Hey has anyone changed their gauges over to the silver glow gauges and had any problems with them??? I bought the Silver (Blue to Green color) Glow Gauges, and have heard horror stories about people that have changed these over themselves... Has anyone here performed this the correct way or has anyone done this process and fixed problems like the gas or temp gauges did not work... This will help me out before i mess something up... Another question!!!! has anyone tried to interchange the gauges from a different nissan car, like a 2000 maxima??? the titanium gauges in the SE version are very sweet and I would like to put that in my 96' 240....Thanx for your help!!!!


----------



## Joel (Jun 11, 2003)

Mainly the stories are from where people dont know how to wire them up.
There are 2 versions. Ones that are wired in parallel like most electronic devices in a car (has a positive wire and a negative wire) and ones that are wired in series with a +12v wire like a standard light globe (one input wire, one output wire)
Make sure you wire it correctly!


----------



## dlucke17 (May 9, 2003)

Joel said:


> Mainly the stories are from where people dont know how to wire them up.
> There are 2 versions. Ones that are wired in parallel like most electronic devices in a car (has a positive wire and a negative wire) and ones that are wired in series with a +12v wire like a standard light globe (one input wire, one output wire)
> Make sure you wire it correctly!



These gauges are to be put in the place of the old ones, so i have to take the needles off and then put them on!!! that is what im worried about.

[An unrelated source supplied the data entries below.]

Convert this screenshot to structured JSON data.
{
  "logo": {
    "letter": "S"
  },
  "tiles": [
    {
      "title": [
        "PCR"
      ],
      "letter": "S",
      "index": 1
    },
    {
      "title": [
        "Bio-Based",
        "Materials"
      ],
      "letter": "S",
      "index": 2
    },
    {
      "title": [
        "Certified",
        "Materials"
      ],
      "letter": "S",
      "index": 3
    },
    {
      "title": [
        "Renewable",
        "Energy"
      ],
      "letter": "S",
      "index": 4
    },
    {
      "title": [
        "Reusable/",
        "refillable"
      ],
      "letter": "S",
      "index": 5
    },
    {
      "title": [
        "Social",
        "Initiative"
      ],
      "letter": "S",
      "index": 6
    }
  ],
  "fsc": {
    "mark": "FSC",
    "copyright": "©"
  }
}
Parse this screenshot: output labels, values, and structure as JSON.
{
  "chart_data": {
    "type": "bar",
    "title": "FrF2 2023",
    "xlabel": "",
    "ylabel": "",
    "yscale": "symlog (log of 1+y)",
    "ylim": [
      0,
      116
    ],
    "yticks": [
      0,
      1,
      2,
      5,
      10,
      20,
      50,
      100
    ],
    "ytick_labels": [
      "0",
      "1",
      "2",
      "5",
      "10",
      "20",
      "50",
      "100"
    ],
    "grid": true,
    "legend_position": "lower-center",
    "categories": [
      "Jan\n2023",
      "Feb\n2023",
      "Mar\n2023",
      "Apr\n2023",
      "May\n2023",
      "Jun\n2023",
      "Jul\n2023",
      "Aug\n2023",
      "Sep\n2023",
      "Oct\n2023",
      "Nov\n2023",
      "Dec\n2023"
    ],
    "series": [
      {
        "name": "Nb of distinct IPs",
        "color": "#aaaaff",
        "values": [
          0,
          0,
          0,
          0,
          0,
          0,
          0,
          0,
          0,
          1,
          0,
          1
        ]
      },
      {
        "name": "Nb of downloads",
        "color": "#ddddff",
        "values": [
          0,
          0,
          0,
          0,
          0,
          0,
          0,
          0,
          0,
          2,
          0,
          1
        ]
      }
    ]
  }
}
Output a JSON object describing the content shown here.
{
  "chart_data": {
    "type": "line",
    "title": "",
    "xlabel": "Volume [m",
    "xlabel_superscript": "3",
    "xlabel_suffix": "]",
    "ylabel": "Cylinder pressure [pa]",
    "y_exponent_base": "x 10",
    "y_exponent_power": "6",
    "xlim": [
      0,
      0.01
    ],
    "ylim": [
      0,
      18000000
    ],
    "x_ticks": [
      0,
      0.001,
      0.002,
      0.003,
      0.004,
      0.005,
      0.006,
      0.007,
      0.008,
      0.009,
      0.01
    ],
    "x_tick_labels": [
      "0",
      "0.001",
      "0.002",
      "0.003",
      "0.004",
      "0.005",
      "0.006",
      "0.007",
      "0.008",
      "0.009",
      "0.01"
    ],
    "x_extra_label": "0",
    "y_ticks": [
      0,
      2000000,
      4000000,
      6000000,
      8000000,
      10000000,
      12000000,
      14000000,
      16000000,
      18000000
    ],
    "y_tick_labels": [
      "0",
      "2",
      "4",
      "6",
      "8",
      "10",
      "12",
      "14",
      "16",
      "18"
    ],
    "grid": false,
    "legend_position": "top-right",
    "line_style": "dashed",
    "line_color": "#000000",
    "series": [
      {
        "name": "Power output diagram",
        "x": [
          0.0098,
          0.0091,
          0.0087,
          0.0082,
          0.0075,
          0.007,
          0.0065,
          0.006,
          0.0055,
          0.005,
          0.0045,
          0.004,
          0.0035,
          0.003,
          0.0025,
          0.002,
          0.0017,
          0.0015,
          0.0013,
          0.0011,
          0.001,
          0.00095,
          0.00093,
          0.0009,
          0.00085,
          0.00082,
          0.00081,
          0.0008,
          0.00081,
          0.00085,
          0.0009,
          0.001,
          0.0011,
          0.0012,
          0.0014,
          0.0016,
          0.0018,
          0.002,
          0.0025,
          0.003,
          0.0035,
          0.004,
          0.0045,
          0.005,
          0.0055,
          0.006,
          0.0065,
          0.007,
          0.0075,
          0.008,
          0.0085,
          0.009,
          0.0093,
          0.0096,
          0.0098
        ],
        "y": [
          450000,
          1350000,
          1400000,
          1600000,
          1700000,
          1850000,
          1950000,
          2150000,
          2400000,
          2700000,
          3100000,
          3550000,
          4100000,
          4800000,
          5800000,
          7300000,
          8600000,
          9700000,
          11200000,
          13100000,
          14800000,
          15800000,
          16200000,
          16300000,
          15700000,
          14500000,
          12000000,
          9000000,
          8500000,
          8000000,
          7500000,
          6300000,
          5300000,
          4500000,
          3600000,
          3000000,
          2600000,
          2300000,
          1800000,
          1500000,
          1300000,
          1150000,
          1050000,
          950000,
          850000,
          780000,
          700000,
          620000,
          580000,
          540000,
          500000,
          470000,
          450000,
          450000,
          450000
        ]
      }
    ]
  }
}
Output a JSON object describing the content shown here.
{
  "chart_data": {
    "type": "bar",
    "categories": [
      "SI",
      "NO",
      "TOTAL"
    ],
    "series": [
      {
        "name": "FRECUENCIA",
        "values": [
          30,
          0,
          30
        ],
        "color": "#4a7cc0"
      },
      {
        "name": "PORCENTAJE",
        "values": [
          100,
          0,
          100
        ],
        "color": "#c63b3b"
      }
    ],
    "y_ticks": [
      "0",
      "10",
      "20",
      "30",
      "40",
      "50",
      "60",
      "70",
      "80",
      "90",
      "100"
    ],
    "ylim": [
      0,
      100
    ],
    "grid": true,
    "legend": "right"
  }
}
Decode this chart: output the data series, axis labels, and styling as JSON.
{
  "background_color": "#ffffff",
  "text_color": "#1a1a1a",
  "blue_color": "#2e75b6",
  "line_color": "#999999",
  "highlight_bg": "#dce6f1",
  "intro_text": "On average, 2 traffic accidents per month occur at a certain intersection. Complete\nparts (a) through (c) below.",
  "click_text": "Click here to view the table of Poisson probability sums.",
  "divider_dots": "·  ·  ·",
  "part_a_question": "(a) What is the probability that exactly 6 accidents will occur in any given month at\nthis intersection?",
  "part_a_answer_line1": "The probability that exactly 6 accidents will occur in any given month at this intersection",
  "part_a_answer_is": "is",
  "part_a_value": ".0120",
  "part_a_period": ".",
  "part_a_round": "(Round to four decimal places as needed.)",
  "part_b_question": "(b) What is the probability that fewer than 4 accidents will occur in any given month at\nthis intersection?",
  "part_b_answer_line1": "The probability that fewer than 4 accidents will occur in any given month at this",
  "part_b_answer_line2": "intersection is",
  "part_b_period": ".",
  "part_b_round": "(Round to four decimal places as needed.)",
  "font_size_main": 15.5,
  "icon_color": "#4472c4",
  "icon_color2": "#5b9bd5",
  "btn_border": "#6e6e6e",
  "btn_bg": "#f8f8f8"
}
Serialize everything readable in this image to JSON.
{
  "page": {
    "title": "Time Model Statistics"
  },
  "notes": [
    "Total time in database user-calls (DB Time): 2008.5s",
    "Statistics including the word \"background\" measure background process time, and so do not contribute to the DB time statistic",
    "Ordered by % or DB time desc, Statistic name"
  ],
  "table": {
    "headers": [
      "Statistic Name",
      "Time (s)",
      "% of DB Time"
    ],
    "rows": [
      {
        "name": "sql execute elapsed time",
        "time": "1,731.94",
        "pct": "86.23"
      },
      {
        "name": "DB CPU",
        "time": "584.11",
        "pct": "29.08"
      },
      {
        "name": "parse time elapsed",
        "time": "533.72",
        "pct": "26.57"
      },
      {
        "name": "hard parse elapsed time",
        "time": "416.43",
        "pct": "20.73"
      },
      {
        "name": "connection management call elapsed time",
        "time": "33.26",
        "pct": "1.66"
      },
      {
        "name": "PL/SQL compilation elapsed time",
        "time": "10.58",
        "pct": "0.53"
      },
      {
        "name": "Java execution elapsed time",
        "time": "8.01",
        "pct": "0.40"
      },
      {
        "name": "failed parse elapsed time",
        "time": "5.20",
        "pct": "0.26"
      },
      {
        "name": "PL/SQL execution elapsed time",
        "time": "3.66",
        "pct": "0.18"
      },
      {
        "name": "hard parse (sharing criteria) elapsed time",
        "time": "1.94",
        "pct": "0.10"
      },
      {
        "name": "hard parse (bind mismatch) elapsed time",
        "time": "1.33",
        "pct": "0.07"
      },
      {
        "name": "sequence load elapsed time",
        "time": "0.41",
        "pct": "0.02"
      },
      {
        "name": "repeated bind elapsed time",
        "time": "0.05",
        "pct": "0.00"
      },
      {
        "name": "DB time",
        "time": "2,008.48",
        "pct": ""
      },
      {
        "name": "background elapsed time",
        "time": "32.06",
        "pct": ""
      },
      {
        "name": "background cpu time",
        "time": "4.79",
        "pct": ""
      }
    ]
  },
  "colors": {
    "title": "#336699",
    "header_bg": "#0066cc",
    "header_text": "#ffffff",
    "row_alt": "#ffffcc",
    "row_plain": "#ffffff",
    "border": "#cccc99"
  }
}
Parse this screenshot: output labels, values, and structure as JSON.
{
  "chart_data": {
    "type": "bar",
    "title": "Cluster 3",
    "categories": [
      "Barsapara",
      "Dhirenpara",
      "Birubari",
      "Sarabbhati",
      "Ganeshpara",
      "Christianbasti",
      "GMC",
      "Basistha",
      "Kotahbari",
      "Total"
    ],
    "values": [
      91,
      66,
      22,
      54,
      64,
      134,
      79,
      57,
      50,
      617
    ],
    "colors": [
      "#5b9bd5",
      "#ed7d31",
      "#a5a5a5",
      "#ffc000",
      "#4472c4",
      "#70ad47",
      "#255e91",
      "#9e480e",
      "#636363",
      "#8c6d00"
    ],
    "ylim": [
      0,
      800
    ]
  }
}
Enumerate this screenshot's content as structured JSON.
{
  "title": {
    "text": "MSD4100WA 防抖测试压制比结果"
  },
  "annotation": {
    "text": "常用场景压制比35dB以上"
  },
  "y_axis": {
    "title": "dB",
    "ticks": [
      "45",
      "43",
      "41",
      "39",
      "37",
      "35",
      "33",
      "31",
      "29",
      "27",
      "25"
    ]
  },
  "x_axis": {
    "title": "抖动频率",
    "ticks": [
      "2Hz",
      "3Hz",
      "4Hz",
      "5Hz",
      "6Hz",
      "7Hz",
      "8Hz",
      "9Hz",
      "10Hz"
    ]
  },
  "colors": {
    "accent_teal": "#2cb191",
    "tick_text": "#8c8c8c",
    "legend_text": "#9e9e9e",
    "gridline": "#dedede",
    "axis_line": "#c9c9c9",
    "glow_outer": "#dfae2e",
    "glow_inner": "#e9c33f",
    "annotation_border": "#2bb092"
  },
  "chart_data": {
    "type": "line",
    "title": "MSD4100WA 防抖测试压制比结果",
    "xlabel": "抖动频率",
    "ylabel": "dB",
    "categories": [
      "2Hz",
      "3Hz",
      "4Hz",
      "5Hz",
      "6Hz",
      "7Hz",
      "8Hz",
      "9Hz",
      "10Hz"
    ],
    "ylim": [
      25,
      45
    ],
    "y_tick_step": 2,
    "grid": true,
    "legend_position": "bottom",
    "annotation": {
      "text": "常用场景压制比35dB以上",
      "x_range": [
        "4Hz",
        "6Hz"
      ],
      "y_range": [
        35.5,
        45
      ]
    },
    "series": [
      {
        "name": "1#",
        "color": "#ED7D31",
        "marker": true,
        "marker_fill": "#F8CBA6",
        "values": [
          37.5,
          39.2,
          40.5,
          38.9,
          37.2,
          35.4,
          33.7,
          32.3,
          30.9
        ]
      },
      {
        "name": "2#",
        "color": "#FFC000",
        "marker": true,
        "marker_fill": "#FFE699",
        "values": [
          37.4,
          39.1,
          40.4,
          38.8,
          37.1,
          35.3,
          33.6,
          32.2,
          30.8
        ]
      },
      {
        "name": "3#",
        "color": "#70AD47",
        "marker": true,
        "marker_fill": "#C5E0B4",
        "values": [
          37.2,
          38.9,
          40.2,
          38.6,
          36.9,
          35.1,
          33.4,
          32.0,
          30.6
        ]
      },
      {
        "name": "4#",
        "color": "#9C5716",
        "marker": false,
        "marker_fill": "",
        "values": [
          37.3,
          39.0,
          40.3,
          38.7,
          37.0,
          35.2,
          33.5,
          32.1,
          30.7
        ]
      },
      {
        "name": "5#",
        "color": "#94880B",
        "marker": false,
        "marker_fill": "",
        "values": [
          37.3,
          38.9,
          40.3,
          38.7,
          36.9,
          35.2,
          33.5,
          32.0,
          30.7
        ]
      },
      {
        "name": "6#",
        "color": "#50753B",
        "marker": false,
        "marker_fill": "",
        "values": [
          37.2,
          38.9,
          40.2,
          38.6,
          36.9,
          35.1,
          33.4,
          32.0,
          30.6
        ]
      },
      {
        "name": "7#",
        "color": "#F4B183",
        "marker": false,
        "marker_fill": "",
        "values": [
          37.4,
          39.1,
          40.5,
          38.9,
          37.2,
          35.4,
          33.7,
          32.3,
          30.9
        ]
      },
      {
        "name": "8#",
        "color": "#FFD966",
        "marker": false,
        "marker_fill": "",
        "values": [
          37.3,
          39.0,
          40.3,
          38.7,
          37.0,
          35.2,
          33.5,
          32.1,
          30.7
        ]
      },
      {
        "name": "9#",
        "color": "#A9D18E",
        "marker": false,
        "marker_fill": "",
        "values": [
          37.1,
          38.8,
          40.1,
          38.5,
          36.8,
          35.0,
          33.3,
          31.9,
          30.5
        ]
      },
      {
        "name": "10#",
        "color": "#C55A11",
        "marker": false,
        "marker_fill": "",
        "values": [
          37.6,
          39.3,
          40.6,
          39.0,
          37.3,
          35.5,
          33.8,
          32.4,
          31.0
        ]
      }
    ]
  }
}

Changing the needle positions or having them not even work again, not so much about the wiring!!!


----------



## Joel (Jun 11, 2003)

If you dont know what you are doing then get someone who does. If you are afraid of gauges not working again then you obviously dont know enough about 12v car electronics to do this.
It wont cost you that much and you will know its done properly!


----------



## dlucke17 (May 9, 2003)

Thanx for you help Joel. but you are not understanding my question!!! I know plenty about the electronics, the problem, like i said before, is physically removing the needles from the gauges so i can remove the stock black gauges and insert the glow gauges and then putting the needles back, set to the way they were. That has nothing to do with the 12v electronics. Now back to the original Q, can anyone help? Thanx, D


----------